Como dicen a dúo Elis Regina y Tom Jobim, “Son las aguas de marzo cerrando el verano, la promesa de vida en tu corazón”. Pascua significa “salto”, “paso”. En una misma semana conviven la Pascua judía (la conmemoración de la liberación del pueblo judío de Egipto, uno de los nombres es, justamente, “tiempo de nuestra liberación” zman jeiruteinu) y la Pascua cristiana (la conmemoración de la muerte y resurrección de Jesús). Por su histórica vinculación con el calendario, las Pascuas coinciden (más, menos) con el comienzo del otoño –para nuestro hemisferio–. Promesa, la sensación de un año hábil por delante. Pudor, un viernes santo que cae 2 de abril. Las canciones son un lazo y un anzuelo, una punta y un punto. ¿A quién se le canta? ¿Con quiénes se canta? En la Torá figura como יהוה, Jehová. Dios no se nombra, o se nombra sin nombrarlo, porque los mandamientos prohíben decir su nombre en vano. Explícita o implícitamente, arriesguemos, las Pascuas son la guerra de canciones con Dios, con ese nombre imposible. Grandes artistas atravesados por ese significante último en la música. Ya decía San Agustín: quien canta, reza dos veces. Digámoslo fácil: las cosas que importan nacen en la infancia. Y el rock, apuremos, nace en la infancia de Elvis Presley, un chico criado entre el góspel, que dio sus primeros pasos musicales en las Asambleas de Dios, una pequeña congregación ubicada en Misisipi, en el sur de Estados Unidos.
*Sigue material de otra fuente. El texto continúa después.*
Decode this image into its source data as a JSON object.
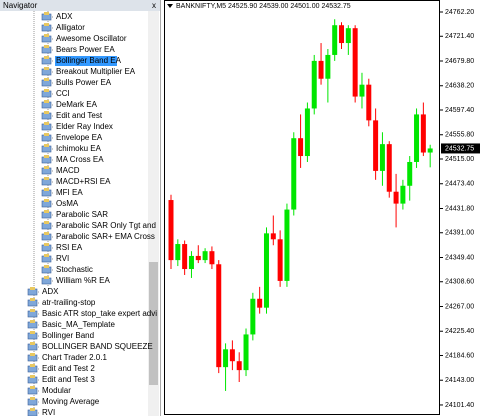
{
  "navigator": {
    "title": "Navigator",
    "close": "x",
    "indicator_items": [
      "ADX",
      "Alligator",
      "Awesome Oscillator",
      "Bears Power EA",
      "Bollinger Band EA",
      "Breakout Multiplier EA",
      "Bulls Power EA",
      "CCI",
      "DeMark EA",
      "Edit and Test",
      "Elder Ray Index",
      "Envelope EA",
      "Ichimoku EA",
      "MA Cross EA",
      "MACD",
      "MACD+RSI EA",
      "MFI EA",
      "OsMA",
      "Parabolic SAR",
      "Parabolic SAR Only Tgt and",
      "Parabolic SAR+ EMA Cross",
      "RSI EA",
      "RVI",
      "Stochastic",
      "William %R EA"
    ],
    "expert_items": [
      "ADX",
      "atr-trailing-stop",
      "Basic ATR stop_take expert advi",
      "Basic_MA_Template",
      "Bollinger Band",
      "BOLLINGER BAND SQUEEZE",
      "Chart Trader 2.0.1",
      "Edit and Test 2",
      "Edit and Test 3",
      "Modular",
      "Moving Average",
      "RVI"
    ]
  },
  "chart_data": {
    "type": "candlestick",
    "header": {
      "symbol": "BANKNIFTY,M5",
      "open": "24525.90",
      "high": "24539.00",
      "low": "24501.00",
      "close": "24532.75"
    },
    "open": [
      24446,
      24345,
      24372,
      24330,
      24352,
      24345,
      24360,
      24338,
      24165,
      24195,
      24175,
      24160,
      24220,
      24280,
      24265,
      24390,
      24380,
      24310,
      24430,
      24550,
      24520,
      24600,
      24680,
      24650,
      24690,
      24740,
      24710,
      24735,
      24620,
      24640,
      24580,
      24495,
      24540,
      24460,
      24440,
      24470,
      24510,
      24590,
      24525.9
    ],
    "high": [
      24455,
      24380,
      24378,
      24360,
      24370,
      24365,
      24368,
      24345,
      24205,
      24210,
      24190,
      24230,
      24290,
      24300,
      24400,
      24420,
      24395,
      24440,
      24560,
      24590,
      24610,
      24690,
      24710,
      24700,
      24750,
      24745,
      24740,
      24740,
      24660,
      24650,
      24600,
      24560,
      24545,
      24490,
      24480,
      24520,
      24600,
      24610,
      24539
    ],
    "low": [
      24330,
      24335,
      24320,
      24315,
      24340,
      24340,
      24330,
      24155,
      24125,
      24160,
      24140,
      24150,
      24210,
      24255,
      24255,
      24370,
      24300,
      24300,
      24420,
      24500,
      24510,
      24590,
      24640,
      24610,
      24680,
      24700,
      24690,
      24610,
      24600,
      24570,
      24480,
      24470,
      24450,
      24400,
      24430,
      24445,
      24500,
      24520,
      24501
    ],
    "close": [
      24345,
      24372,
      24330,
      24352,
      24345,
      24360,
      24338,
      24165,
      24195,
      24175,
      24160,
      24220,
      24280,
      24265,
      24390,
      24380,
      24310,
      24430,
      24550,
      24520,
      24600,
      24680,
      24650,
      24690,
      24740,
      24710,
      24735,
      24620,
      24640,
      24580,
      24495,
      24540,
      24460,
      24440,
      24470,
      24510,
      24590,
      24525.9,
      24532.75
    ],
    "up_color": "#00e600",
    "down_color": "#ff0000",
    "current_price": 24532.75,
    "ylim": [
      24086.2,
      24782.4
    ],
    "yticks": [
      {
        "value": 24762.2,
        "label": "24762.20"
      },
      {
        "value": 24721.4,
        "label": "24721.40"
      },
      {
        "value": 24679.8,
        "label": "24679.80"
      },
      {
        "value": 24638.2,
        "label": "24638.20"
      },
      {
        "value": 24597.4,
        "label": "24597.40"
      },
      {
        "value": 24555.8,
        "label": "24555.80"
      },
      {
        "value": 24515,
        "label": "24515.00"
      },
      {
        "value": 24473.4,
        "label": "24473.40"
      },
      {
        "value": 24431.8,
        "label": "24431.80"
      },
      {
        "value": 24391,
        "label": "24391.00"
      },
      {
        "value": 24349.4,
        "label": "24349.40"
      },
      {
        "value": 24308.6,
        "label": "24308.60"
      },
      {
        "value": 24267,
        "label": "24267.00"
      },
      {
        "value": 24225.4,
        "label": "24225.40"
      },
      {
        "value": 24184.6,
        "label": "24184.60"
      },
      {
        "value": 24143,
        "label": "24143.00"
      },
      {
        "value": 24101.4,
        "label": "24101.40"
      }
    ]
  }
}
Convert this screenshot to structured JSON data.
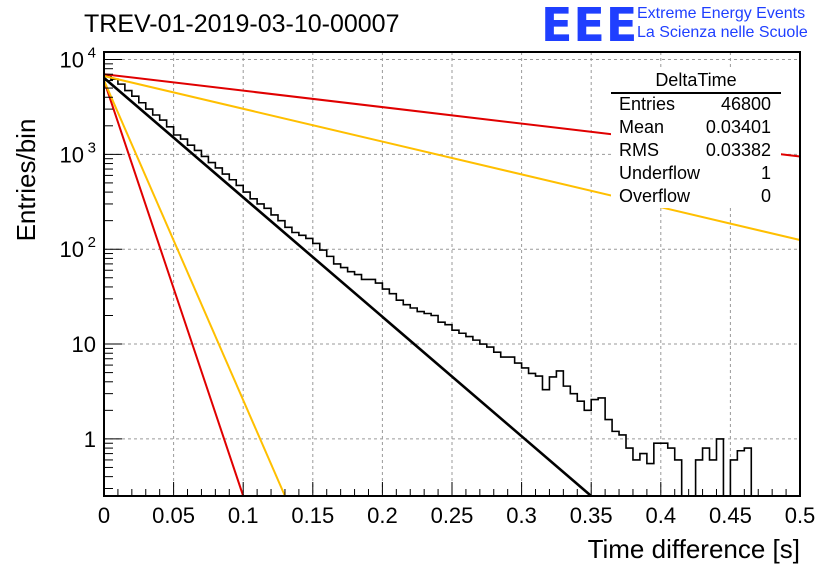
{
  "title": "TREV-01-2019-03-10-00007",
  "logo": {
    "text": "EEE",
    "line1": "Extreme Energy Events",
    "line2": "La Scienza nelle Scuole",
    "color": "#1f3fff"
  },
  "stats": {
    "title": "DeltaTime",
    "rows": [
      {
        "label": "Entries",
        "value": "46800"
      },
      {
        "label": "Mean",
        "value": "0.03401"
      },
      {
        "label": "RMS",
        "value": "0.03382"
      },
      {
        "label": "Underflow",
        "value": "1"
      },
      {
        "label": "Overflow",
        "value": "0"
      }
    ]
  },
  "chart_data": {
    "type": "line",
    "title": "TREV-01-2019-03-10-00007",
    "xlabel": "Time difference [s]",
    "ylabel": "Entries/bin",
    "xlim": [
      0,
      0.5
    ],
    "ylim": [
      0.25,
      12000
    ],
    "yscale": "log",
    "grid": true,
    "x_ticks": [
      "0",
      "0.05",
      "0.1",
      "0.15",
      "0.2",
      "0.25",
      "0.3",
      "0.35",
      "0.4",
      "0.45",
      "0.5"
    ],
    "y_ticks": [
      {
        "value": 1,
        "label": "1"
      },
      {
        "value": 10,
        "label": "10"
      },
      {
        "value": 100,
        "label": "10",
        "exp": "2"
      },
      {
        "value": 1000,
        "label": "10",
        "exp": "3"
      },
      {
        "value": 10000,
        "label": "10",
        "exp": "4"
      }
    ],
    "histogram": {
      "bin_width": 0.005,
      "values": [
        6800,
        6200,
        5500,
        4700,
        4100,
        3500,
        3000,
        2600,
        2300,
        1950,
        1600,
        1450,
        1250,
        1100,
        950,
        820,
        720,
        620,
        540,
        470,
        400,
        340,
        300,
        270,
        230,
        200,
        170,
        150,
        140,
        130,
        115,
        98,
        84,
        70,
        64,
        58,
        54,
        48,
        48,
        44,
        38,
        34,
        29,
        26,
        24,
        22,
        21,
        20,
        17,
        16,
        14,
        13,
        12,
        11,
        10,
        9.3,
        8.2,
        7.3,
        7.3,
        6.3,
        5.6,
        4.9,
        4.6,
        3.3,
        4.5,
        5.2,
        3.6,
        3.0,
        2.5,
        2.0,
        2.6,
        2.7,
        1.6,
        1.2,
        1.1,
        0.8,
        0.6,
        0.7,
        0.55,
        0.9,
        0.9,
        0.8,
        0.6,
        0.0,
        0.0,
        0.6,
        0.8,
        0.6,
        1.0,
        0.0,
        0.6,
        0.75,
        0.8,
        0.0,
        0.0,
        0.0,
        0.0,
        0.0,
        0.0,
        0.0
      ]
    },
    "series": [
      {
        "color": "#000000",
        "type": "fit",
        "x": [
          0.0,
          0.35
        ],
        "y": [
          6400,
          0.25
        ]
      },
      {
        "color": "#e00000",
        "type": "line",
        "x": [
          0.0,
          0.5
        ],
        "y": [
          7000,
          950
        ]
      },
      {
        "color": "#ffbf00",
        "type": "line",
        "x": [
          0.0,
          0.5
        ],
        "y": [
          6700,
          125
        ]
      },
      {
        "color": "#e00000",
        "type": "line",
        "x": [
          0.0,
          0.1
        ],
        "y": [
          6000,
          0.25
        ]
      },
      {
        "color": "#ffbf00",
        "type": "line",
        "x": [
          0.0,
          0.13
        ],
        "y": [
          6000,
          0.25
        ]
      }
    ]
  }
}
Dios no se nombra, pero buscamos formas de invocarlo. En esa tensión, el mantra de “sexo, droga y rock and roll” y los juguetones acordes de Sympathy for the Devil, entre otros –o hasta el mito urbano de que si se escuchan ciertas cintas al revés suena algo perturbador– conviven con el rock cristiano, el rock evangélico y las múltiples imágenes paganas que van desde Johnny Cash –cuyo country es el primo hermano del góspel para Elvis–, My Sweet Lord de George Harrison; Prodigal Son, de Los Rolling Stones; Perfect Day, de Lou Reed; Joseph, Better You Than Me, de The Killers (sobre la figura de José, el padre de padres). Sobresalen 40, cuando U2 musicaliza el salmo 40; la preciosa Where you lead, de Carole King (que explicita del Libro de Rut “A donde tú vayas, iré yo”, tema que la propia King versionó junto a su hija y después fue el glorioso ícono de la serie Gilmore Girls) y la “trilogía” de Bob Dylan con Slow train coming, Saved and Shot of Love –aunque Dios no es una parte de la obra de Dylan, es Dylan entero–. Ya se ha escrito sobre la relación entre rock argentino y cristianismo, que tiene encima el acta fundacional de La Biblia, de Vox Dei (que recientemente cumplió cincuenta años), joyas como Post-crucifixión (el primer simple de Pescado Rabioso) y esa obra total que es Cristo Rock, de Raúl Porchetto; así como el perfume religioso en Hombre de las cabras blancas, de Gabriela, o la voz de María Rosa Yorio que parece inyectarle Dios a todo lo que enuncia. Es, no casualmente, una mujer quien amplifica el último verso del siglo XX cantado en el siglo XXI. Se trata de Regina Spektor cuando dice: “Nadie se ríe de Dios en la guerra”.